Thursday, October 02, 2008

Applause for the Other Prisoners? - McCain's Paradox

One of the most sited stories about John McCain is that he spent over five years in a prison war camp being tortured at the hands of his enemies for refusing to give information.

Can we take a look at this if that is ok? If it is not too taboo for the audience?

Three points I would like to look at.

1.) He was not some innocent guy who was kidnapped while site seeing with his family, he was after all dropping bombs on his captors from an airplane before he was taken hostage....If someone was dropping bombs on us we would probably be pretty pissed off too and want to capture them and get information out of them before more bombs were dropped on us.

Which brings us to point number two...

2.) Are we in the process of creating middle eastern versions on John McCain in Cuba right now? People who will go back to their country celebrated as hero's for surviving torture at the hands of their enemies. The detainees of Guantanamo Bay the future leaders of the Arab world? I mean didn't we capture them and torture them to make sure no more bombs or plots would be hatched against us? I guess I struggle with the moral confusion of what makes one a patriot and another a terrorist?

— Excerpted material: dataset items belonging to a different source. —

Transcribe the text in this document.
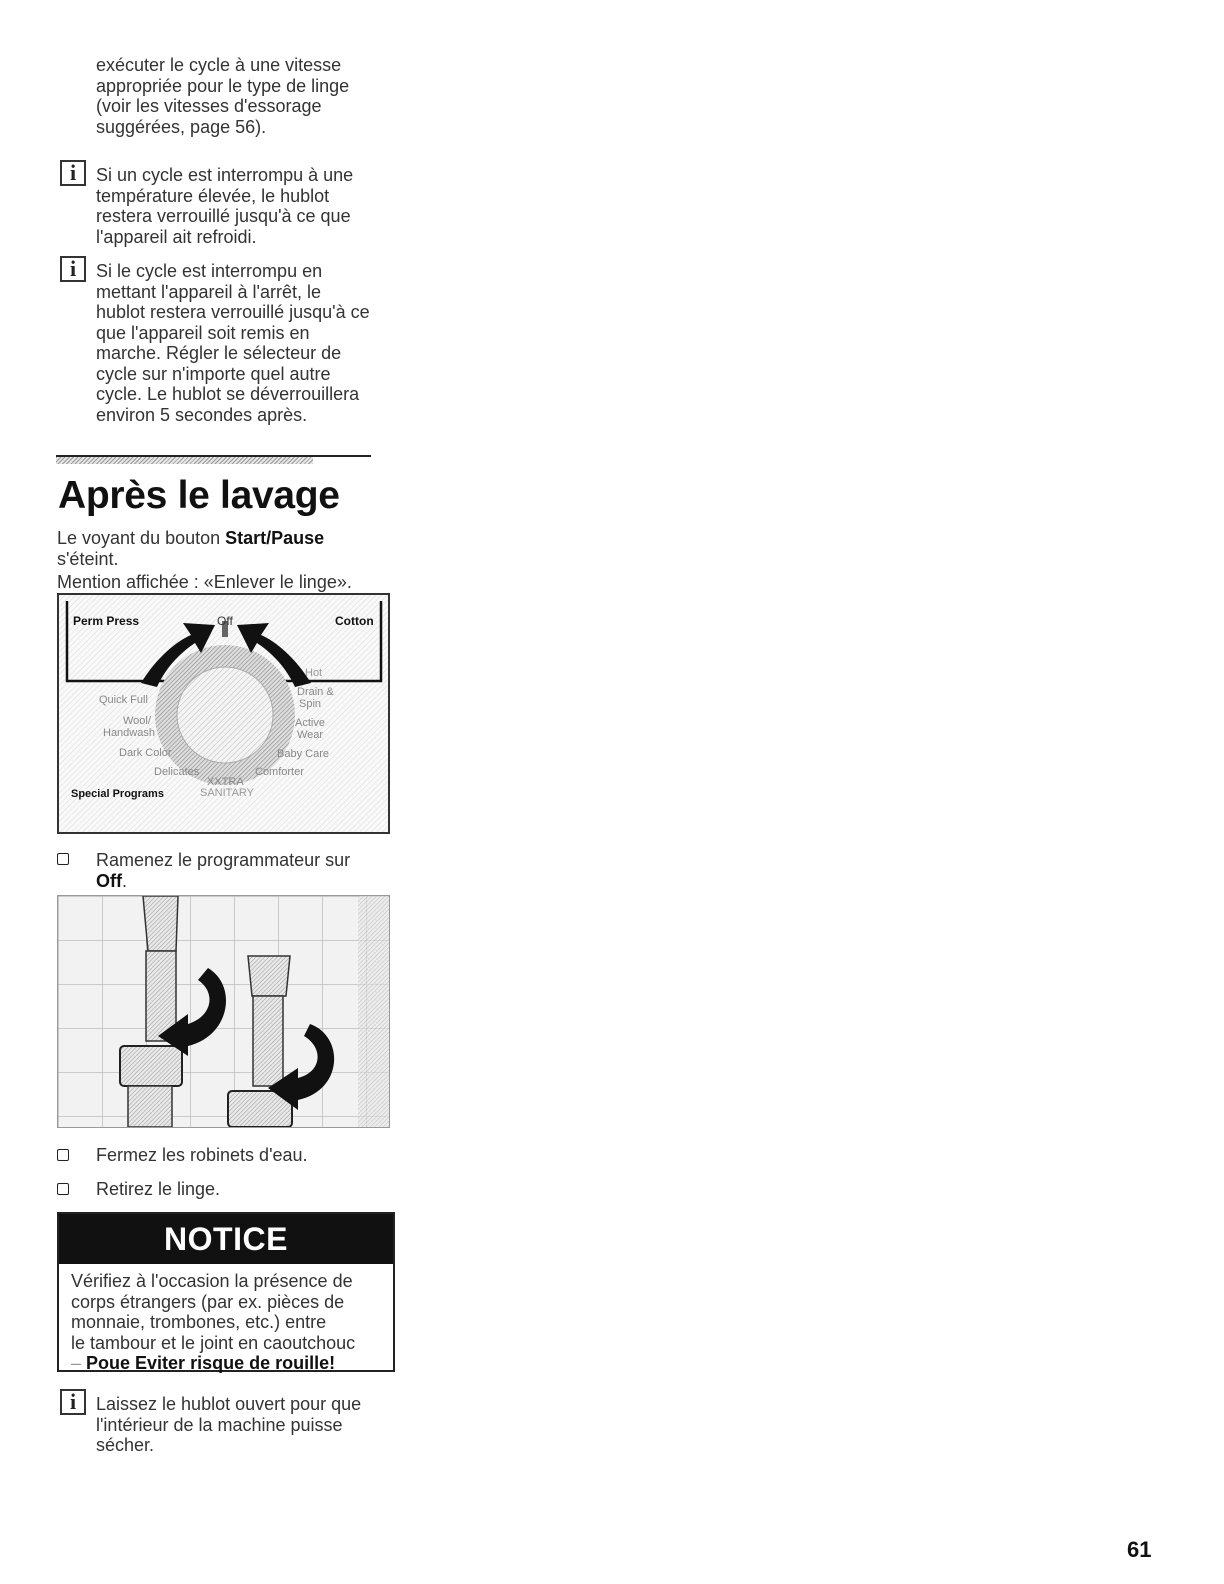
exécuter le cycle à une vitesse
appropriée pour le type de linge
(voir les vitesses d'essorage
suggérées, page 56).
i	Si un cycle est interrompu à une
température élevée, le hublot
restera verrouillé jusqu'à ce que
l'appareil ait refroidi.
i	Si le cycle est interrompu en
mettant l'appareil à l'arrêt, le
hublot restera verrouillé jusqu'à ce
que l'appareil soit remis en
marche. Régler le sélecteur de
cycle sur n'importe quel autre
cycle. Le hublot se déverrouillera
environ 5 secondes après.
Après le lavage
Le voyant du bouton Start/Pause
s'éteint.
Mention affichée : «Enlever le linge».
Perm Press	Off	Cotton
Quick Full
Wool/
Handwash
Dark Color
Delicates
Hot
Drain &
Spin
Active
Wear
Baby Care
Comforter
XXTRA
SANITARY
Special Programs
Ramenez le programmateur sur
Off.
Fermez les robinets d'eau.
Retirez le linge.
NOTICE
Vérifiez à l'occasion la présence de
corps étrangers (par ex. pièces de
monnaie, trombones, etc.) entre
le tambour et le joint en caoutchouc
– Poue Eviter risque de rouille!
i	Laissez le hublot ouvert pour que
l'intérieur de la machine puisse
sécher.
61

3.) What about million Americans in this country right now who are still in prison camps? Non-violent pot smokers who are serving 5-10 mandatory sentences being brutalized, tortured, separated from families and mentally scared. People who will not get a parade for what they endured. For the injustice they suffered. People who will be outcast from society labeled as write-offs and being no good for going through the exact same experience that John McCain is celebrated for? Minus the fact that their crime has not hurt anybody else.

I wonder what do we really value in this country? What is a patriot? When we celebrate John McCain's experience I wonder where the applause is for all the other prisoners? Why is it taboo to challenge these notions? Why do we celebrate our own methods and slap the hands and condemn others who use them? I would think that being what he has been through, the heart ache, the depression, the brutality that he would be the first to see the injustice of our system and walk through the halls of our prisons and be the man to let our people go, and give back the freedom to millions that he seems to tout in his campaign ads.

6 comments:

Rocketstar said...

self righteousness

Thomas said...

It's great he was in the service, but that doesn't mean he's the best choice to run the country. I actually think the opposite, that all his time fighting has led to an overemphasis on making war.

lauren said...

My mind was already on point two before you got there... agree completely. And I agree with Rocket's assertion that it is probably self-righteousness more than anything else.

The only thing I can wonder / hope is that, if elected, McCain would challenge Guantanamo related practices and policies. I'd hope that he would have empathy for those we torture, given what he's been though himself.

Kristi said...

How are you stranger.....?

a girl said...

Frankly, I don't know how any one person could think that they know better than everyone else...enough to lead an entire country (or the world as we American's tend to think). Having thoughts that are deep or having vast knowledge isn't enough unless you have the proper level of humility...something I've never know a polititian to have.

Ma said...

I want a parade for what I've endured god damnit!! hehehe

you may be an asshole sometimes (last post) but you're also pretty brilliant....
maybe we should have a parade for you too?